Junio del 75, ni para atrás, ni para adelante, un balde rojo chorrea la sangre, los excrementos de Santiago.
La ciudad es un membrete pálido, el sello de su último velorio, destino mortal. Este paraíso perdido nos huele a bolitas de alcanfor.
En un Estado de Sitio, ya no tengo lugar.
En manos de la Seguridad, me siento inseguro.
Alto en cualquier calle, significa muerte. Retén, ídem.
Las señales están equivocadas o todo conduce al cementerio.
Leo una vieja revista Para Ti: Libertad está por llegar. Continúo la lectura, y no me hago ilusión: es Libertad Lamarque.

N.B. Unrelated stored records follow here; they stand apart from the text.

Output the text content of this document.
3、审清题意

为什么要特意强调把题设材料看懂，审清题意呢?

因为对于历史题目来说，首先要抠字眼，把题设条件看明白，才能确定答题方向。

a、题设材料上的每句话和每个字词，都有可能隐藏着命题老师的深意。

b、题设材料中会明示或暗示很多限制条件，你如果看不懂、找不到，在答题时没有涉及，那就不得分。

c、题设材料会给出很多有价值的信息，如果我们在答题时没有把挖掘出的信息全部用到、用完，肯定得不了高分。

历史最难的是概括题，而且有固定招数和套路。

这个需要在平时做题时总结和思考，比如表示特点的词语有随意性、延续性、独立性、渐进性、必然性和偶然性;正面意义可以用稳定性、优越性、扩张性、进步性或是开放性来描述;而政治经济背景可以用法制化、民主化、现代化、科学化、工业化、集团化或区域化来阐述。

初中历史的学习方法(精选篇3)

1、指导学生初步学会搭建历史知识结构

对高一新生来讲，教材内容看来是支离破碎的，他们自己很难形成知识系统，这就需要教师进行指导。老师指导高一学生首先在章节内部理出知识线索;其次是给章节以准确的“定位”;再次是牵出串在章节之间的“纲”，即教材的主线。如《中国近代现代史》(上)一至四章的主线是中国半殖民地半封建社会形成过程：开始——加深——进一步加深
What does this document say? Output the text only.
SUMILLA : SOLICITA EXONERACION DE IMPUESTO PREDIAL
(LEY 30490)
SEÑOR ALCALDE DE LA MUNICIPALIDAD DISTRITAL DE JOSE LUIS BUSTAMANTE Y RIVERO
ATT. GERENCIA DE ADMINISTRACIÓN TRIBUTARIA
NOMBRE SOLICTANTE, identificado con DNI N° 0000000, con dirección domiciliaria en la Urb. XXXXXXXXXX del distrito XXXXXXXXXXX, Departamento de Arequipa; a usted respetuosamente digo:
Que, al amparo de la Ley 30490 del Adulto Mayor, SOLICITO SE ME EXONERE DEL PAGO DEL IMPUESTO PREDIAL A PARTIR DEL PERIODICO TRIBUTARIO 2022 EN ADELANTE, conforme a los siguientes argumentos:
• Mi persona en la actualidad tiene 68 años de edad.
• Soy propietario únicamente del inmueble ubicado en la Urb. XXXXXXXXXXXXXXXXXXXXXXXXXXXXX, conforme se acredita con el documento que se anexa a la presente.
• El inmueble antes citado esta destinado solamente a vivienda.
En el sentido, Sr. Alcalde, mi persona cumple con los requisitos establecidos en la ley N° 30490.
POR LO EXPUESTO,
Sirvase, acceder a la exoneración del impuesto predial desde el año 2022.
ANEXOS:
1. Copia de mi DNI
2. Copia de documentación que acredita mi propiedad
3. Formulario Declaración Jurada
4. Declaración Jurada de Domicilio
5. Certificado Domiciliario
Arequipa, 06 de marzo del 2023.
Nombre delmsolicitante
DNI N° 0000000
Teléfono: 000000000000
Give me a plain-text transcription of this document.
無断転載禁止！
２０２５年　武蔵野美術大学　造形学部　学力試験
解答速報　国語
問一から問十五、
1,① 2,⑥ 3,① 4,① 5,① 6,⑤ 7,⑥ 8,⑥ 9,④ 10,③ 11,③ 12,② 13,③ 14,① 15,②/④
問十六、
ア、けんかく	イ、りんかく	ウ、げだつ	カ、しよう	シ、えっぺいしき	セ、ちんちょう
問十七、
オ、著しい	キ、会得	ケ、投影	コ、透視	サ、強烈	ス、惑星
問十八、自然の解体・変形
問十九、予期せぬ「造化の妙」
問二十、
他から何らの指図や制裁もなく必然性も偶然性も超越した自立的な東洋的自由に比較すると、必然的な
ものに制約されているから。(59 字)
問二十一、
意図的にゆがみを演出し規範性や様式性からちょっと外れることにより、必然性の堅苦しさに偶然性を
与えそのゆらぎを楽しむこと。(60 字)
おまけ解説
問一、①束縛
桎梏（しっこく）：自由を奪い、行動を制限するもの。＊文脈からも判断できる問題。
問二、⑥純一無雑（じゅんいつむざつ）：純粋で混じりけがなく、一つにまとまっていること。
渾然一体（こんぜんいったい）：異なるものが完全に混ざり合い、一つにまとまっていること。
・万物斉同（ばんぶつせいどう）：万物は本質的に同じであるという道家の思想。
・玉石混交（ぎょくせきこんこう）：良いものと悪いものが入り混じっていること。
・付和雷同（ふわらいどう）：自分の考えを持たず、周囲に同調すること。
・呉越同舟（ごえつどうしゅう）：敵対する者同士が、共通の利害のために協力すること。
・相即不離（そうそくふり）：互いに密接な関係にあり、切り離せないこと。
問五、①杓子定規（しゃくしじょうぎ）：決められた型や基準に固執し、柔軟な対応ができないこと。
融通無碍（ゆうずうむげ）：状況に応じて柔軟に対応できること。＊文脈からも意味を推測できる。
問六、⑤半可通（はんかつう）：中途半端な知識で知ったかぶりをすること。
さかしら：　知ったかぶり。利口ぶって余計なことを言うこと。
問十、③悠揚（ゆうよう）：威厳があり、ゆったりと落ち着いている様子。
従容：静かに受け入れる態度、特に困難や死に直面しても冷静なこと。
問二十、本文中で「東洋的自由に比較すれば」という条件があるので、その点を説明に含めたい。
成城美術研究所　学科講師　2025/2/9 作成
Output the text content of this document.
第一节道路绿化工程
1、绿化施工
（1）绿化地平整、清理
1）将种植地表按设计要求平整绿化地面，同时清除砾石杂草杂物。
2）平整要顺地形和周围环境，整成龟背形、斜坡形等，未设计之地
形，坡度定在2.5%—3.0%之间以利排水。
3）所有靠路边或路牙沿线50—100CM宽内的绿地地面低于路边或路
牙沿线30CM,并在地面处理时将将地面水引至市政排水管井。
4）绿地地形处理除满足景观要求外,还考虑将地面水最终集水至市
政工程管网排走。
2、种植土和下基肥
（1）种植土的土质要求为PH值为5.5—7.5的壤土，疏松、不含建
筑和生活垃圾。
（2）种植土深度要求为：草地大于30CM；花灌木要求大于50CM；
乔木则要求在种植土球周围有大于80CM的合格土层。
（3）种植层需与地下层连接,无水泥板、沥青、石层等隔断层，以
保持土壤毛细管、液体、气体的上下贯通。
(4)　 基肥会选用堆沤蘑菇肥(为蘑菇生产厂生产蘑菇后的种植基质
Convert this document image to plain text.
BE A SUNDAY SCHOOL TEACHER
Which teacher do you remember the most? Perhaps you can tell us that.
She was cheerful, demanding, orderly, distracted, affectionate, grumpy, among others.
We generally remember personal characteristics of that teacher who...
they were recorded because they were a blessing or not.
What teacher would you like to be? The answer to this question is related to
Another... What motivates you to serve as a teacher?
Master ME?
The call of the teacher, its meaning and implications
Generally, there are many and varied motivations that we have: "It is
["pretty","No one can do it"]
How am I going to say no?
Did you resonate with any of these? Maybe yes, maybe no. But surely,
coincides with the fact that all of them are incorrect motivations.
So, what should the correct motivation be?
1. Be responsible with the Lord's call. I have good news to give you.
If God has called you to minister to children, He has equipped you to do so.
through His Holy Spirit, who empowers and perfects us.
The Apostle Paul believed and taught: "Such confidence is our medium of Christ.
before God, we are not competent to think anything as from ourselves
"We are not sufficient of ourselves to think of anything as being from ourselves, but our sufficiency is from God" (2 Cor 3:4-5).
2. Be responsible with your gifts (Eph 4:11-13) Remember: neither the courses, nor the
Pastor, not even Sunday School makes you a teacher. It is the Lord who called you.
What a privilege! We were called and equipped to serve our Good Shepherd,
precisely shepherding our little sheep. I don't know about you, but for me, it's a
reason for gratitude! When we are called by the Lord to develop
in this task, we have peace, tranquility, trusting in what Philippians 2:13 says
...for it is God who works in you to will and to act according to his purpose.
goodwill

Junio: la ciudad no deja el gris. Le pertenece hasta en sus uniformes. La cordillera blanca eterna pasó a ser invisible. El gris se borra en el gris. Nada es eterno. La montaña creció porque existen las fosas marinas. El vacío crece abajo y se hace más profundo que la altura.
Los muertos cuando van a las fosas comunes, crecen con alas de vuelos largos, sin destinos, atraviesan los inseguros sueños, viajan estos cuerpos brumosos, agolpados, las piernas de la ciudad, sus troncos, manos empuñadas en el Adiós.
Niños que el viento borra en las azoteas grises.
Once puños muertos. 11 ojos que no han vuelto a ver la sombra gris de la ciudad que se reproduce en los mortales pies de la Seguridad Nacional que los camina de Norte a Sur, Este y Oeste.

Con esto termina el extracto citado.